The middle lobe shows two different forms not known to Hall but which were recorded by Woodward in Pterygotus bilobus and Slimonia acuminata [1863, p. 61; 1872, p. 114, f.] and attributed to sexual differences. Schmidt likewise recognized two forms of opercular appendages of sexual significance in Eurypterus fischeri, and Holm, by reference to Limulus, agreed with Woodward in assigning the more primitive appendage to the male and the more elaborate to the female, thus bringing out the fact that the mature males, at least in Eurypterus, are smaller than the females, as is true of Limulus. Gaskell, however, asserts [1908, p. 191] that the operculum of the eurypterids belonged to the type of Thelyphonus rather than to that of Limulus or Scorpio and as appears from his diagram [see text fig. 18] he would, on the strength of this claim, reverse the reference of the appendages to the sexes.[10] While it may be that the elaborate opercular appendages of the eurypterids exhibit less similarity to the extremely primitive exterior genital apparatus of Limulus than to that of Thelyphonus, we must not forget that Holm has found important corroborative evidence for his sex determination of the male in the clasping organs of the second endognathites.

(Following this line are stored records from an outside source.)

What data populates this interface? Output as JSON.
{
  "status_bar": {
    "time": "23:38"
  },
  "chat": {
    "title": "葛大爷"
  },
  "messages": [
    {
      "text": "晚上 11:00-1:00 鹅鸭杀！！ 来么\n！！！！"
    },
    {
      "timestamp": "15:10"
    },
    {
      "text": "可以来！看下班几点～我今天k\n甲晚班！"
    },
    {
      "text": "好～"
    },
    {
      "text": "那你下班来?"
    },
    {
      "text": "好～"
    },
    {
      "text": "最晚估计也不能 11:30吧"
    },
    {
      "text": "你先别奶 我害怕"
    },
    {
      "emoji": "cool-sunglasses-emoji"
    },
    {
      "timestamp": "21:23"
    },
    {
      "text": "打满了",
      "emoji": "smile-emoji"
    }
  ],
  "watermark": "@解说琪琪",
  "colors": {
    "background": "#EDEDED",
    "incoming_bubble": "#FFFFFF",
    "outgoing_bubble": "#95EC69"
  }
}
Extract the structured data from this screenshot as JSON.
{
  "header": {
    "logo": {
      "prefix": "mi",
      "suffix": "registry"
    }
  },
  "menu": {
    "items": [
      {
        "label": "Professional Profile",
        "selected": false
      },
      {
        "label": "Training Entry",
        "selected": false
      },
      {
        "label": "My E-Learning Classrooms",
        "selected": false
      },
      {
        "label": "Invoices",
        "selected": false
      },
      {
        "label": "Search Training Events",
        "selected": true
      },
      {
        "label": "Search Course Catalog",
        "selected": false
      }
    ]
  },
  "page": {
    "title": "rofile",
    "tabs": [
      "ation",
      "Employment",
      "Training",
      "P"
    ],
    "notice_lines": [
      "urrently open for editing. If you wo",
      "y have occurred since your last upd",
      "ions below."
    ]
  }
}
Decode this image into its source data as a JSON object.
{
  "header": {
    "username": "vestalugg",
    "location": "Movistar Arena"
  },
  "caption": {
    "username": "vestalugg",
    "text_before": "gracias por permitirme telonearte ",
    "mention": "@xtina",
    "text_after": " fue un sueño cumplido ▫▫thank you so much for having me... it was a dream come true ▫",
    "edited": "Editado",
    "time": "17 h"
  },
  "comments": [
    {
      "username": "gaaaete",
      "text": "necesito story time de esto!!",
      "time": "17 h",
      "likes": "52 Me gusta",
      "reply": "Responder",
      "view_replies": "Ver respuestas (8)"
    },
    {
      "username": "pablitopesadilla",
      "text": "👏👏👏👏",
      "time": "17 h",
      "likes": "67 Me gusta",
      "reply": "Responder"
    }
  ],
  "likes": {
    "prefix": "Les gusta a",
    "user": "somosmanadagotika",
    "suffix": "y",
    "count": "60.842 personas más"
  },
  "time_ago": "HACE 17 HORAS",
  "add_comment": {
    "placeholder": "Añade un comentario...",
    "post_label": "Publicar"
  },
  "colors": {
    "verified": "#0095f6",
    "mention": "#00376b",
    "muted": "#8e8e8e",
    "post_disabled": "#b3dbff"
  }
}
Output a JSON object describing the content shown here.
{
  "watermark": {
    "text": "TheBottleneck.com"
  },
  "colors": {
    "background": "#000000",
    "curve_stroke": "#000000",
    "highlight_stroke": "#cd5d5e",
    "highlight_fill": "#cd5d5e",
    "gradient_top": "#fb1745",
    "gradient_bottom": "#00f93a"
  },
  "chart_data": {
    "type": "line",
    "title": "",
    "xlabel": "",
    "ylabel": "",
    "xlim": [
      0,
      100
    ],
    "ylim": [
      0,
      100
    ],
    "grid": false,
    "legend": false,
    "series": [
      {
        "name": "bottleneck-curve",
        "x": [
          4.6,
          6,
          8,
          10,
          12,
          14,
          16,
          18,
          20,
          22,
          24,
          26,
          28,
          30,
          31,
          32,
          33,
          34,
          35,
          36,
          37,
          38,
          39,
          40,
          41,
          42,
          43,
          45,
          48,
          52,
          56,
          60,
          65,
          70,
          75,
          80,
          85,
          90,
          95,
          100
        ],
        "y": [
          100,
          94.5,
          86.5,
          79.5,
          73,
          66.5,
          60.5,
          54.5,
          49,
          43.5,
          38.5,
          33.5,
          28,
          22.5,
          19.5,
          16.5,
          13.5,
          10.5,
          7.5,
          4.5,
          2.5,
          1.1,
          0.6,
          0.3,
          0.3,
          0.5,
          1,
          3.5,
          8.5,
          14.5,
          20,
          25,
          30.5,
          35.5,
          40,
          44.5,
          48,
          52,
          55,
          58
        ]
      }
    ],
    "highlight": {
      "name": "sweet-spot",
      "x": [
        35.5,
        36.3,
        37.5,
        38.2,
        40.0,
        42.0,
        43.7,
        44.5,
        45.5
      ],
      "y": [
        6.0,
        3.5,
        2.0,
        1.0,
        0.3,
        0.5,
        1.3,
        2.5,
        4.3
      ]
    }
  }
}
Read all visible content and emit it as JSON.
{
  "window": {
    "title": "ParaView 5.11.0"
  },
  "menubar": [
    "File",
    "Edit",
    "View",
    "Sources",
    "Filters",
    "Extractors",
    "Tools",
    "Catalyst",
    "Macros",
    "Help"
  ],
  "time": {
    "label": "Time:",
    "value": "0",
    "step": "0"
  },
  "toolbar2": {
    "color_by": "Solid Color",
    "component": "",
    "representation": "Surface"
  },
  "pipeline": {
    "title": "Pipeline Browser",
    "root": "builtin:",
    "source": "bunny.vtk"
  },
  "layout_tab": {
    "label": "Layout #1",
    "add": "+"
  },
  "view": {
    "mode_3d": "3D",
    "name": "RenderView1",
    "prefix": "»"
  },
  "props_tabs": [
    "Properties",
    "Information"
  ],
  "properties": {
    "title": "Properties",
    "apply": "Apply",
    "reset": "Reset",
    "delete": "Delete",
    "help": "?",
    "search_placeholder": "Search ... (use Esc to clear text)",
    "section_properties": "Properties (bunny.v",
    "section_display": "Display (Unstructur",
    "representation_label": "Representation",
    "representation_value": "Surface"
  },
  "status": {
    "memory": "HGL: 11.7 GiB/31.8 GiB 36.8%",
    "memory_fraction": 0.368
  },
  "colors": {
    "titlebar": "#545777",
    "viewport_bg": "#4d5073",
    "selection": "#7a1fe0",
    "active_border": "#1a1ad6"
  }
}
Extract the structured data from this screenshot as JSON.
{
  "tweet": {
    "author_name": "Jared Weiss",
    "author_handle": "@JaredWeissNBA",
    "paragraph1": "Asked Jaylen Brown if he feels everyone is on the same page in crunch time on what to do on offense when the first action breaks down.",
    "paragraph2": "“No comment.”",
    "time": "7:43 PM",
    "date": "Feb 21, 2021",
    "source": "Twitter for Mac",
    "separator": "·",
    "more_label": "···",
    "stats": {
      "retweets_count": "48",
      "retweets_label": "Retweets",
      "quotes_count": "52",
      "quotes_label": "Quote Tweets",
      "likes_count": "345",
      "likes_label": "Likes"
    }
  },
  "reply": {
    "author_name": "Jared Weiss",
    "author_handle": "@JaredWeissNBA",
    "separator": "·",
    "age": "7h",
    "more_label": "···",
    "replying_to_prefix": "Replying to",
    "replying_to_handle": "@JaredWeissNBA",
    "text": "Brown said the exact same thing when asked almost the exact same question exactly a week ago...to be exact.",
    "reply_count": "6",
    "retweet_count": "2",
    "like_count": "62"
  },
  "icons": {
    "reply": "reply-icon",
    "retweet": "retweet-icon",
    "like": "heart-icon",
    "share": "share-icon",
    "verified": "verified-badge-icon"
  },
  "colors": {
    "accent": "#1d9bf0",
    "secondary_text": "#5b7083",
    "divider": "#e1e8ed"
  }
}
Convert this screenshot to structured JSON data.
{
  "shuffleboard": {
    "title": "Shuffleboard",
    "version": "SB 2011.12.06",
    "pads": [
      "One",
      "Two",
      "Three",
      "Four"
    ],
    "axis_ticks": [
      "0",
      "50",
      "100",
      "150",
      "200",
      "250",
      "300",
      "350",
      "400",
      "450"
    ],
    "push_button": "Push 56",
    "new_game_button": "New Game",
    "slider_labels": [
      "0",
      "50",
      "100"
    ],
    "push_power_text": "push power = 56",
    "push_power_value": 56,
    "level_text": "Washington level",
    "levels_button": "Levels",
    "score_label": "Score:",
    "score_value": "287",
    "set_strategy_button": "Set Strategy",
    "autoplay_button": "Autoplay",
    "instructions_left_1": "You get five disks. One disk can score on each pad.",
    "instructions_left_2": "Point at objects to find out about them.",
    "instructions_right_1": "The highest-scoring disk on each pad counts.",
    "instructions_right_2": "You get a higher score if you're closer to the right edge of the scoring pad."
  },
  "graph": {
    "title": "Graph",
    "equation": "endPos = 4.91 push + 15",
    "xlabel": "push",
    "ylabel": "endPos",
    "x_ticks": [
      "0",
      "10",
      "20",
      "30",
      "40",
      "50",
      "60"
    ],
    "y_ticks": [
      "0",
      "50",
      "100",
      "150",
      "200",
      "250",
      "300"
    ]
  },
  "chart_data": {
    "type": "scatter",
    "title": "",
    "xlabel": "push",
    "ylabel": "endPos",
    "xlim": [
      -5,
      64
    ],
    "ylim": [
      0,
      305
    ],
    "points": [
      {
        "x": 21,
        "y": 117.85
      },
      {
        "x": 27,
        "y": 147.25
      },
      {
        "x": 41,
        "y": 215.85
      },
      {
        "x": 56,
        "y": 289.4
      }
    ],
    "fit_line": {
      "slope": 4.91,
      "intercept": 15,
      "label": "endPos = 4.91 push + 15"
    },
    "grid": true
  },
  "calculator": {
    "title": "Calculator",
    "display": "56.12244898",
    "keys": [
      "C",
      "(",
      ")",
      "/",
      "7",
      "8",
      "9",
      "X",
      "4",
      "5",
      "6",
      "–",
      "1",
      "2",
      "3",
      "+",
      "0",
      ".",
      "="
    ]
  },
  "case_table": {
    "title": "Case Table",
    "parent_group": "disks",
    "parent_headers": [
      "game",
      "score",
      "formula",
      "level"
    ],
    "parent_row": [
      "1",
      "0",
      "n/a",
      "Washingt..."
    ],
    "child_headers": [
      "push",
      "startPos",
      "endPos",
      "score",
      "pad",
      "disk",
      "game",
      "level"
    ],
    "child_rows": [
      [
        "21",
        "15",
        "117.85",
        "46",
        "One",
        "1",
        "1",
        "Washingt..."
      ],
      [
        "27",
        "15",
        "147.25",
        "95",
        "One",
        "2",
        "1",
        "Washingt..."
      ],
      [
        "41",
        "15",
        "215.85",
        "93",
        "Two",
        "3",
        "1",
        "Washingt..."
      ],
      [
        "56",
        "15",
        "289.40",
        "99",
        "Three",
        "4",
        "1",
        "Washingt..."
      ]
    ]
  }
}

Accepting the determinations of Woodward, Schmidt and Holm, the female appendage consists of two single lobes and two paired terminal

Figure 18 Diagram to indicate the probable nature of the mesosomatic segments of Eurypterus. Ut. masc., Uterus masculinus; gen duct, genital ducts. (From Gaskell)

Figure 19 Eurypterus fischeri Eichwald. Female genital appendage of operculum. At the right the tubular appendage. (From Holm)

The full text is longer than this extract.